According to news reports, the Nagaland government told the court that Justice Singh sought permission to take up arbitration work in the Synery Ispat Pvt Ltd vs Barabara Elizabeth Simoes case in spite of rules that strictly prohibit a Lokayukta from taking up any other work than those mandated by his position under the Act.
State advocate-general K.N. Balagopal told the three-judge bench led by Chief Justice S.A. Bobde that Singh wrote a letter to the state government this May stating that he would work online from Delhi, and when he was informed personally that such a request couldn’t be accepted as it would need an amendment to the statute, he “engineered” a letter from the state chief secretary’s office to that effect without the incumbent’s knowledge on June 6.
“As the chief secretary withdrew the purported letter and ordered an inquiry as to how the permission letter came into existence, the Lokayukta wreaked vengeance by harassing ‘honest officers’ by issuing indiscriminate notices,” a Times of India report quoted Balagopal as informing the Supreme Court.
The report also said that the state government said that Justice Singh demanded that the Kohima commissioner of police be present at the airport to receive and see him off every time, besides seeking army deployment for his protection. Justice Singh, as the Lokayukta, gets Y-plus security and that would be against the protocol.
Balagopal also reportedly said that he demanded the chief minister’s old bungalow as his residence, and wanted his photograph to be displayed on government websites along with that of the governor and state chief minister.
According to a Bar and Bench report, Balagopal also told the court that he had asked the inspector general of police at Dimapur to buy two pairs of shoes and send them to his residence at Kohima. “The IGP was told to take pictures of the shoes and send them by WhatsApp for the Lokayukta’s approval,” the report quoted the advocate general as saying.
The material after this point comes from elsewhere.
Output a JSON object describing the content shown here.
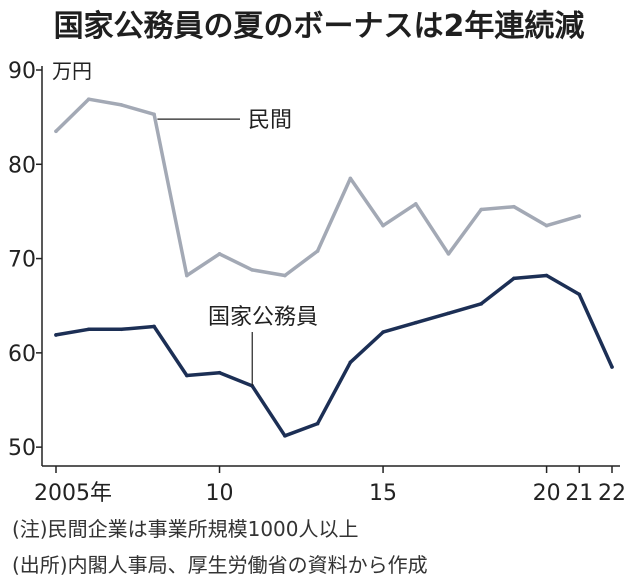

Prior to joining the Meghalaya high court, Justice Singh was a judge in the Allahabad high court. He was transferred to Allahabad from the Punjab and Haryana high court after repeated conflicts between him and the members of that High Court Bar Association. “The first episode was the unusual order passed by Justice Uma Nath wherein he had directed the Central Bureau of Investigation to send advocate Tahar Singh to mental asylum declaring him a lunatic. The bar had gone one an indefinite strike after the order,” an Indian Express report said in June 2009.
The report cited another incident, a verbal altercation, between Justice Singh and a Punjab high court lawyer after which the lawyer gave a written complaint to the president of the Bar Association, who in turn, had reported the matter to the chief justice.
The Nagaland advocate general, seeking an apex court directive to divest him of all powers, suggested handing it over to the Upa-Lokayukta.
The three-judge bench, comprising Justices A.S. Bopanna and V. Ramasubramanian aside from the CJI, asked Justice Singh to respond within two weeks.